Kur'an-ı Kerim ve Türkçe Meali Sayfa 520
36. Ve onlardan evvel nice nesilleri helâk ettik ki onlar kuvvetçe bunlardan daha şiddetli idiler, beldelerde dolaşıp durdular. Hiç kaçıp kurtulacak bir yer var mıdır?
37. Şüphe yok ki, bunda elbette bir öğüt vardır, kendisi için bir kalb olan veya kendisi şahid olarak kulak veren kimse için.
38. Kasem olsun ki, gökleri ve yeri ve bunların aralarındakilerini altı günde yarattık ve Bize yorgunluktan bir şey dokunmadı.
39. Artık dediklerine karşı sabret ve güneşin doğmasından evvel ve gurubundan evvel Rabbini hamd ile tesbih et.

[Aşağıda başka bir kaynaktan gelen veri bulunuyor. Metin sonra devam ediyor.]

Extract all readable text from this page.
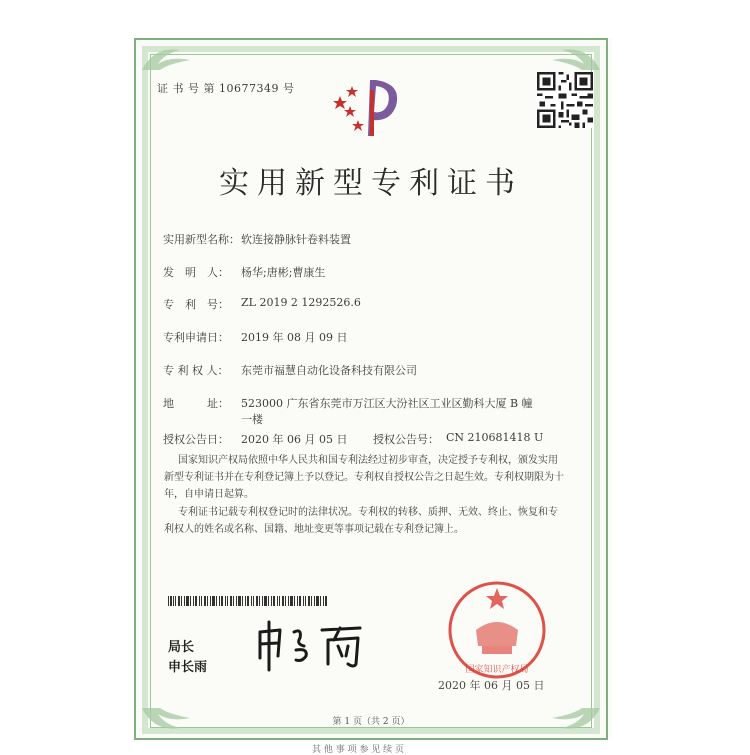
证 书 号 第 10677349 号
实用新型专利证书
实用新型名称： 软连接静脉针卷料装置
发　明　人： 杨华;唐彬;曹康生
专　利　号： ZL 2019 2 1292526.6
专利申请日： 2019 年 08 月 09 日
专 利 权 人： 东莞市福慧自动化设备科技有限公司
地　　　址： 523000 广东省东莞市万江区大汾社区工业区勤科大厦 B 幢
一楼
授权公告日： 2020 年 06 月 05 日 授权公告号： CN 210681418 U
国家知识产权局依照中华人民共和国专利法经过初步审查，决定授予专利权，颁发实用
新型专利证书并在专利登记簿上予以登记。专利权自授权公告之日起生效。专利权期限为十
年，自申请日起算。
专利证书记载专利权登记时的法律状况。专利权的转移、质押、无效、终止、恢复和专
利权人的姓名或名称、国籍、地址变更等事项记载在专利登记簿上。
局长
申长雨	国家知识产权局
2020 年 06 月 05 日
第 1 页（共 2 页）
其 他 事 项 参 见 续 页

40. Ve geceden de O'na tesbihte bulun ve secdelerin arkalarından da.
41. Ve dinle, o gün ki, bir münâdi, yakın bir mekandan nidâ eder.
42. O gün ki, o hak iIe olan sayhayı işiteceklerdir. İşte o çıkış günüdür.
43. Şüphe yok ki, Biz, diriltiriz ve öldürürüz ve dönüş de Bizedir.
44. O gün ki, yer, onlardan sür'atle çatlayıp ayrılır. İşte o, bir haşrdır, Bize göre pek kolaydır.
45. Biz onların neler söyler olduklarını pek iyi bileniz ve sen onların üzerlerine bir cebredici değilsin. Artık Benim tehdidimden korkacaklara Kur'an ile öğüt ver!
1. Savurup dağıtan rüzgarlara andolsun ki,
2. Sonra yağmurları yüklenen bulutlara andolsun ki,
3. Sonra kolaylıkla akıp gidenlere andolsun ki,
4. Sonra (hangi) bir emri taksim eden (melek)lere andolsun ki,
5. Size vaadolunan, şüphe yok ki, elbette doğrudur.
6. Ve muhakkak ki, ceza da herhalde vâkîdir.